■子どもたちは“天才志村どうぶつ園”というバラエティー番組が好きで、よく見ている。

おれも、ついているとついつい目がいってしまう。

どのバラティーもそうだが、この番組も、動物の動きに一喜一憂しているタレント達の表情をよくぬく。

いつもながらのオーバーリアクションだ。

そんな彼らの表情をみていて、日本は北朝鮮となんら変わらないんじゃないか、とおもった。


タレントは自分の姿がTVで放映されている、という意識で“仕事”をしているから、それらしい表情をする。

さも驚いた顔をしたり、悲しげな顔をしたり、時には涙までながす。

これはどこまでが演技なのか、演技といわないまでも自分の役割や立場をちゃんと認識しての反応でしかない。

ほんとうの気持ちとは裏腹な表情をタレントたちはそつなくこなす。プロだ。


少しまえ、北朝鮮の最高指導者が死んだとき、国営TVに“嘆き悲しむ人々”が映しだされ話題となった。

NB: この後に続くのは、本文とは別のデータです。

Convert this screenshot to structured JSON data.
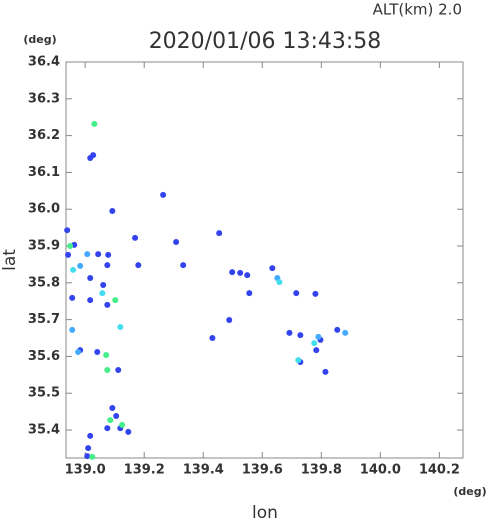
{
  "chart_data": {
    "type": "scatter",
    "title": "2020/01/06 13:43:58",
    "subtitle": "ALT(km)  2.0",
    "x_label": "lon",
    "y_label": "lat",
    "x_unit": "(deg)",
    "y_unit": "(deg)",
    "xlim": [
      138.935,
      140.28
    ],
    "ylim": [
      35.324,
      36.4
    ],
    "xticks": [
      {
        "value": 139,
        "label": "139.0"
      },
      139.2,
      139.4,
      139.6,
      139.8,
      {
        "value": 140,
        "label": "140.0"
      },
      140.2
    ],
    "yticks": [
      35.4,
      35.5,
      35.6,
      35.7,
      35.8,
      35.9,
      {
        "value": 36,
        "label": "36.0"
      },
      36.1,
      36.2,
      36.3,
      36.4
    ],
    "series": [
      {
        "color": "#3344ee",
        "x": [
          139.027,
          139.017,
          139.092,
          138.939,
          138.963,
          139.044,
          139.078,
          139.075,
          139.169,
          139.18,
          139.017,
          139.061,
          138.956,
          139.017,
          139.075,
          139.264,
          139.308,
          139.332,
          139.454,
          139.498,
          139.525,
          139.549,
          139.634,
          139.556,
          139.488,
          139.431,
          139.715,
          139.78,
          139.692,
          139.729,
          139.854,
          139.797,
          139.783,
          139.729,
          139.814,
          138.983,
          139.041,
          139.112,
          139.092,
          139.105,
          139.146,
          139.119,
          139.075,
          139.017,
          139.01,
          139.007,
          138.942
        ],
        "y": [
          36.147,
          36.139,
          35.995,
          35.943,
          35.903,
          35.878,
          35.876,
          35.848,
          35.922,
          35.848,
          35.813,
          35.794,
          35.759,
          35.753,
          35.74,
          36.039,
          35.911,
          35.848,
          35.935,
          35.829,
          35.827,
          35.821,
          35.84,
          35.772,
          35.699,
          35.65,
          35.772,
          35.77,
          35.664,
          35.658,
          35.672,
          35.645,
          35.617,
          35.585,
          35.558,
          35.617,
          35.612,
          35.563,
          35.46,
          35.438,
          35.395,
          35.405,
          35.405,
          35.384,
          35.351,
          35.329,
          35.876
        ]
      },
      {
        "color": "#44aaff",
        "x": [
          139.007,
          138.983,
          138.956,
          138.976,
          139.79,
          139.881,
          139.651
        ],
        "y": [
          35.878,
          35.846,
          35.672,
          35.612,
          35.653,
          35.664,
          35.813
        ]
      },
      {
        "color": "#44ddee",
        "x": [
          138.959,
          139.058,
          139.119,
          139.722,
          139.658,
          139.776
        ],
        "y": [
          35.835,
          35.772,
          35.68,
          35.59,
          35.802,
          35.636
        ]
      },
      {
        "color": "#44ee88",
        "x": [
          139.031,
          138.949,
          139.102,
          139.075,
          139.085,
          139.125,
          139.024,
          139.071
        ],
        "y": [
          36.232,
          35.9,
          35.753,
          35.563,
          35.427,
          35.414,
          35.327,
          35.604
        ]
      }
    ]
  }
}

彼らの激しい悲しみと涙は“やらせ”で、ああでもしないと当局に拘束される、という話が世間にでまわった。

多くの人が、北朝鮮で暮らす人達は(言論的にも行動にも)自由がなくてかわいそうだ、TVに限らず公的な場所では自分をおし殺して、過剰に悲しむ演技をしないとひどいめにあう、あの国に生まれなくてよかった、思ったんじゃないか。

しかし、自分をおし殺してその場の雰囲気に従うというのは、日本でもまったく同じことだ。北朝鮮とそう変わらない。

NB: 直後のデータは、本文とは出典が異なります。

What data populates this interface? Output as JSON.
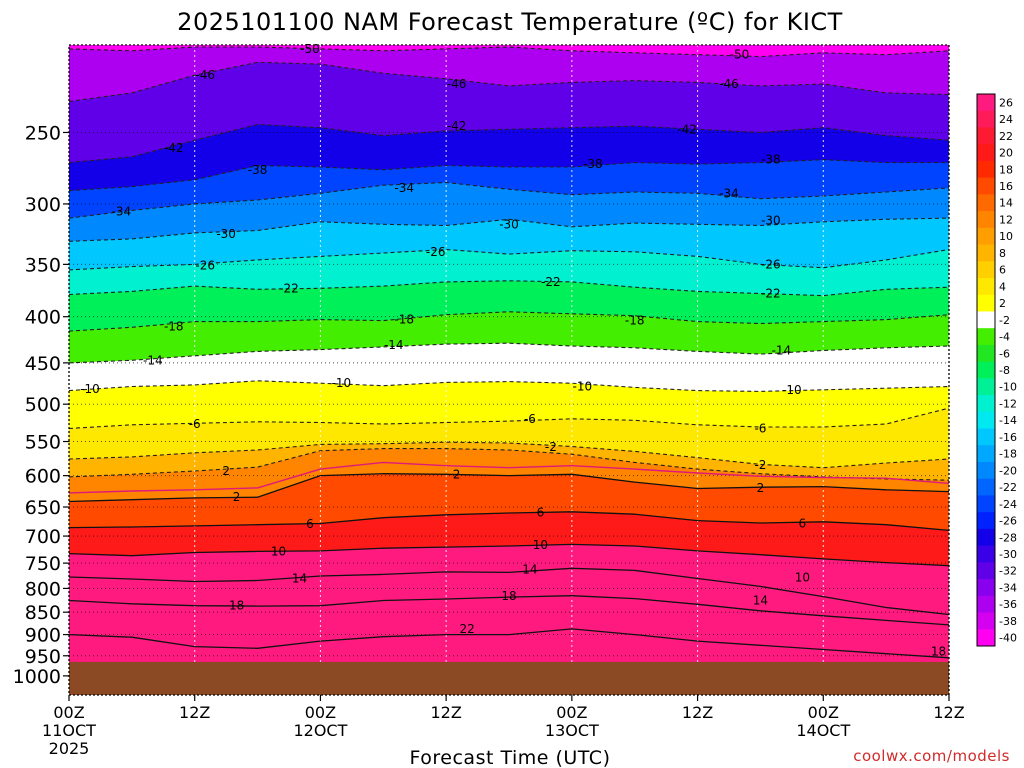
{
  "title": "2025101100 NAM Forecast Temperature (ºC) for KICT",
  "credit": "coolwx.com/models",
  "chart_data": {
    "type": "heatmap",
    "title": "2025101100 NAM Forecast Temperature (ºC) for KICT",
    "xlabel": "Forecast Time (UTC)",
    "ylabel": "",
    "x_ticks": [
      {
        "hour": 0,
        "label": "00Z",
        "sub": "11OCT",
        "sub2": "2025"
      },
      {
        "hour": 12,
        "label": "12Z",
        "sub": "",
        "sub2": ""
      },
      {
        "hour": 24,
        "label": "00Z",
        "sub": "12OCT",
        "sub2": ""
      },
      {
        "hour": 36,
        "label": "12Z",
        "sub": "",
        "sub2": ""
      },
      {
        "hour": 48,
        "label": "00Z",
        "sub": "13OCT",
        "sub2": ""
      },
      {
        "hour": 60,
        "label": "12Z",
        "sub": "",
        "sub2": ""
      },
      {
        "hour": 72,
        "label": "00Z",
        "sub": "14OCT",
        "sub2": ""
      },
      {
        "hour": 84,
        "label": "12Z",
        "sub": "",
        "sub2": ""
      }
    ],
    "x_range_hours": [
      0,
      84
    ],
    "y_pressure_ticks": [
      250,
      300,
      350,
      400,
      450,
      500,
      550,
      600,
      650,
      700,
      750,
      800,
      850,
      900,
      950,
      1000
    ],
    "y_range_hpa": [
      200,
      1050
    ],
    "y_scale": "log-pressure, inverted",
    "grid": true,
    "surface_pressure_hpa": 965,
    "surface_color": "#8b4a24",
    "colorbar": {
      "values": [
        26,
        24,
        22,
        20,
        18,
        16,
        14,
        12,
        10,
        8,
        6,
        4,
        2,
        -2,
        -4,
        -6,
        -8,
        -10,
        -12,
        -14,
        -16,
        -18,
        -20,
        -22,
        -24,
        -26,
        -28,
        -30,
        -32,
        -34,
        -36,
        -38,
        -40
      ],
      "colors": [
        "#ff1a80",
        "#ff1a5a",
        "#ff1a33",
        "#ff1a1a",
        "#ff2a00",
        "#ff4a00",
        "#ff6a00",
        "#ff8400",
        "#ff9e00",
        "#ffb400",
        "#ffcf00",
        "#ffe800",
        "#ffff00",
        "#ffffff",
        "#44ee00",
        "#22e622",
        "#00f05a",
        "#00f098",
        "#00f0d0",
        "#00e8f0",
        "#00c8ff",
        "#00a8ff",
        "#0088ff",
        "#0066ff",
        "#0044ff",
        "#0022ff",
        "#1400e8",
        "#3a00e8",
        "#6000e8",
        "#8800ee",
        "#ae00f0",
        "#d400f0",
        "#ff00f0"
      ]
    },
    "x_hours": [
      0,
      6,
      12,
      18,
      24,
      30,
      36,
      42,
      48,
      54,
      60,
      66,
      72,
      78,
      84
    ],
    "contours_dashed": [
      {
        "value": -50,
        "p": [
          202,
          203,
          201,
          201,
          202,
          203,
          202,
          201,
          203,
          204,
          205,
          206,
          204,
          205,
          203
        ]
      },
      {
        "value": -46,
        "p": [
          231,
          226,
          216,
          209,
          210,
          215,
          218,
          222,
          220,
          219,
          220,
          222,
          221,
          226,
          227
        ]
      },
      {
        "value": -42,
        "p": [
          270,
          266,
          255,
          245,
          247,
          252,
          249,
          248,
          247,
          246,
          248,
          250,
          247,
          252,
          255
        ]
      },
      {
        "value": -38,
        "p": [
          290,
          287,
          282,
          272,
          273,
          275,
          272,
          273,
          273,
          270,
          271,
          270,
          268,
          270,
          270
        ]
      },
      {
        "value": -34,
        "p": [
          311,
          305,
          300,
          297,
          292,
          286,
          284,
          289,
          293,
          291,
          292,
          296,
          294,
          291,
          288
        ]
      },
      {
        "value": -30,
        "p": [
          330,
          328,
          323,
          321,
          314,
          316,
          317,
          312,
          318,
          315,
          316,
          317,
          314,
          312,
          311
        ]
      },
      {
        "value": -26,
        "p": [
          355,
          352,
          350,
          346,
          343,
          340,
          337,
          341,
          338,
          339,
          343,
          350,
          353,
          346,
          337
        ]
      },
      {
        "value": -22,
        "p": [
          378,
          375,
          370,
          373,
          372,
          370,
          366,
          365,
          366,
          371,
          375,
          377,
          379,
          373,
          371
        ]
      },
      {
        "value": -18,
        "p": [
          415,
          411,
          405,
          405,
          403,
          404,
          398,
          395,
          397,
          399,
          405,
          407,
          405,
          403,
          398
        ]
      },
      {
        "value": -14,
        "p": [
          450,
          447,
          442,
          437,
          435,
          432,
          429,
          428,
          431,
          433,
          437,
          440,
          436,
          433,
          431
        ]
      },
      {
        "value": -10,
        "p": [
          483,
          478,
          476,
          471,
          474,
          477,
          473,
          472,
          474,
          479,
          483,
          484,
          482,
          480,
          478
        ]
      },
      {
        "value": -6,
        "p": [
          532,
          527,
          525,
          523,
          524,
          526,
          524,
          522,
          519,
          521,
          527,
          530,
          530,
          526,
          505
        ]
      },
      {
        "value": -2,
        "p": [
          575,
          572,
          566,
          562,
          554,
          553,
          551,
          552,
          557,
          564,
          573,
          583,
          588,
          581,
          575
        ]
      }
    ],
    "contour_dashed_2": {
      "value": 2,
      "p": [
        602,
        598,
        593,
        587,
        563,
        560,
        560,
        562,
        568,
        580,
        590,
        597,
        602,
        605,
        607
      ]
    },
    "contour_magenta": {
      "value": 0,
      "p": [
        627,
        624,
        622,
        619,
        590,
        580,
        585,
        588,
        585,
        590,
        596,
        601,
        603,
        604,
        612
      ]
    },
    "contours_solid": [
      {
        "value": 2,
        "p": [
          641,
          638,
          635,
          634,
          600,
          597,
          598,
          600,
          598,
          610,
          620,
          618,
          617,
          622,
          625
        ]
      },
      {
        "value": 6,
        "p": [
          685,
          684,
          682,
          680,
          678,
          668,
          663,
          660,
          658,
          662,
          673,
          677,
          675,
          680,
          690
        ]
      },
      {
        "value": 10,
        "p": [
          732,
          736,
          730,
          728,
          727,
          722,
          720,
          718,
          715,
          718,
          727,
          734,
          742,
          749,
          755
        ]
      },
      {
        "value": 14,
        "p": [
          777,
          781,
          786,
          784,
          775,
          772,
          767,
          768,
          760,
          764,
          780,
          796,
          817,
          840,
          855
        ]
      },
      {
        "value": 18,
        "p": [
          825,
          832,
          836,
          837,
          836,
          825,
          822,
          818,
          815,
          821,
          833,
          847,
          858,
          868,
          878
        ]
      },
      {
        "value": 22,
        "p": [
          900,
          906,
          928,
          932,
          915,
          905,
          900,
          900,
          887,
          900,
          915,
          925,
          935,
          945,
          955
        ]
      }
    ],
    "contour_labels": [
      {
        "v": "-50",
        "h": 23,
        "p": 202
      },
      {
        "v": "-50",
        "h": 64,
        "p": 205
      },
      {
        "v": "-46",
        "h": 13,
        "p": 216
      },
      {
        "v": "-46",
        "h": 37,
        "p": 221
      },
      {
        "v": "-46",
        "h": 63,
        "p": 221
      },
      {
        "v": "-42",
        "h": 10,
        "p": 260
      },
      {
        "v": "-42",
        "h": 37,
        "p": 246
      },
      {
        "v": "-42",
        "h": 59,
        "p": 248
      },
      {
        "v": "-38",
        "h": 18,
        "p": 275
      },
      {
        "v": "-38",
        "h": 50,
        "p": 271
      },
      {
        "v": "-38",
        "h": 67,
        "p": 268
      },
      {
        "v": "-34",
        "h": 5,
        "p": 306
      },
      {
        "v": "-34",
        "h": 32,
        "p": 288
      },
      {
        "v": "-34",
        "h": 63,
        "p": 292
      },
      {
        "v": "-30",
        "h": 15,
        "p": 324
      },
      {
        "v": "-30",
        "h": 42,
        "p": 316
      },
      {
        "v": "-30",
        "h": 67,
        "p": 313
      },
      {
        "v": "-26",
        "h": 13,
        "p": 351
      },
      {
        "v": "-26",
        "h": 35,
        "p": 339
      },
      {
        "v": "-26",
        "h": 67,
        "p": 350
      },
      {
        "v": "-22",
        "h": 21,
        "p": 372
      },
      {
        "v": "-22",
        "h": 46,
        "p": 366
      },
      {
        "v": "-22",
        "h": 67,
        "p": 377
      },
      {
        "v": "-18",
        "h": 10,
        "p": 410
      },
      {
        "v": "-18",
        "h": 32,
        "p": 403
      },
      {
        "v": "-18",
        "h": 54,
        "p": 404
      },
      {
        "v": "-14",
        "h": 8,
        "p": 447
      },
      {
        "v": "-14",
        "h": 31,
        "p": 430
      },
      {
        "v": "-14",
        "h": 68,
        "p": 436
      },
      {
        "v": "-10",
        "h": 2,
        "p": 481
      },
      {
        "v": "-10",
        "h": 26,
        "p": 474
      },
      {
        "v": "-10",
        "h": 49,
        "p": 478
      },
      {
        "v": "-10",
        "h": 69,
        "p": 482
      },
      {
        "v": "-6",
        "h": 12,
        "p": 526
      },
      {
        "v": "-6",
        "h": 44,
        "p": 519
      },
      {
        "v": "-6",
        "h": 66,
        "p": 532
      },
      {
        "v": "-2",
        "h": 46,
        "p": 558
      },
      {
        "v": "-2",
        "h": 66,
        "p": 584
      },
      {
        "v": "2",
        "h": 15,
        "p": 593
      },
      {
        "v": "2",
        "h": 16,
        "p": 634
      },
      {
        "v": "2",
        "h": 37,
        "p": 598
      },
      {
        "v": "2",
        "h": 66,
        "p": 619
      },
      {
        "v": "6",
        "h": 23,
        "p": 679
      },
      {
        "v": "6",
        "h": 45,
        "p": 659
      },
      {
        "v": "6",
        "h": 70,
        "p": 678
      },
      {
        "v": "10",
        "h": 20,
        "p": 728
      },
      {
        "v": "10",
        "h": 45,
        "p": 716
      },
      {
        "v": "10",
        "h": 70,
        "p": 778
      },
      {
        "v": "14",
        "h": 22,
        "p": 780
      },
      {
        "v": "14",
        "h": 44,
        "p": 762
      },
      {
        "v": "14",
        "h": 66,
        "p": 825
      },
      {
        "v": "18",
        "h": 16,
        "p": 836
      },
      {
        "v": "18",
        "h": 42,
        "p": 816
      },
      {
        "v": "18",
        "h": 83,
        "p": 940
      },
      {
        "v": "22",
        "h": 38,
        "p": 887
      }
    ]
  }
}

TVのタレントはさっき書いたとおりだが(あまりのわざとらしさに苦笑してしまうが)、ふつうの市民である私たちもそう大差ないことを無意識にやっている。

友達の話に「ここはこういう反応を求めて話しているな」と咄嗟に察知して、そのとおりの反応を“すっ”とやってしまう。

そのことに慣れっこになっているのは現代人の特徴でもある。いや昔からそうなのかもしれない。

人間である以上、そうしてしまうのは当たりまえの反応ともいえるかもしれない。

その方がお互い楽だし、うまくやっていける。

おれもよくやってしまうが、そんなとき、ひっかかる。ああ、これは自分とかけ離れた反応をしてしまっているな、と。

人間というのは周囲の環境を敏感に意識する種なので、それは仕方ないし、“正しい”反応であろう。

それでも、本意じゃない反応にはひっかかる。

なにかが違う。自分のなかで葛藤がおこる。

そんなんだから一歩ひいて反応するクセがついたのかもしれない。




会社の面々と飲みたがらないのは、もう同じ空気はごめんだからである。

これ以上彼らと一緒にいたらこの組織と同化してしまう、という赤信号が身体の内部から発する。

同じ空気のなかはいやすいが、同化することは違う話で、それは危険なことである、とおれはおもう。

同化してしまうと自分が出せなくなり、その集団に見合った反応しかできなくなる。

これはとても息苦しいからイヤだ。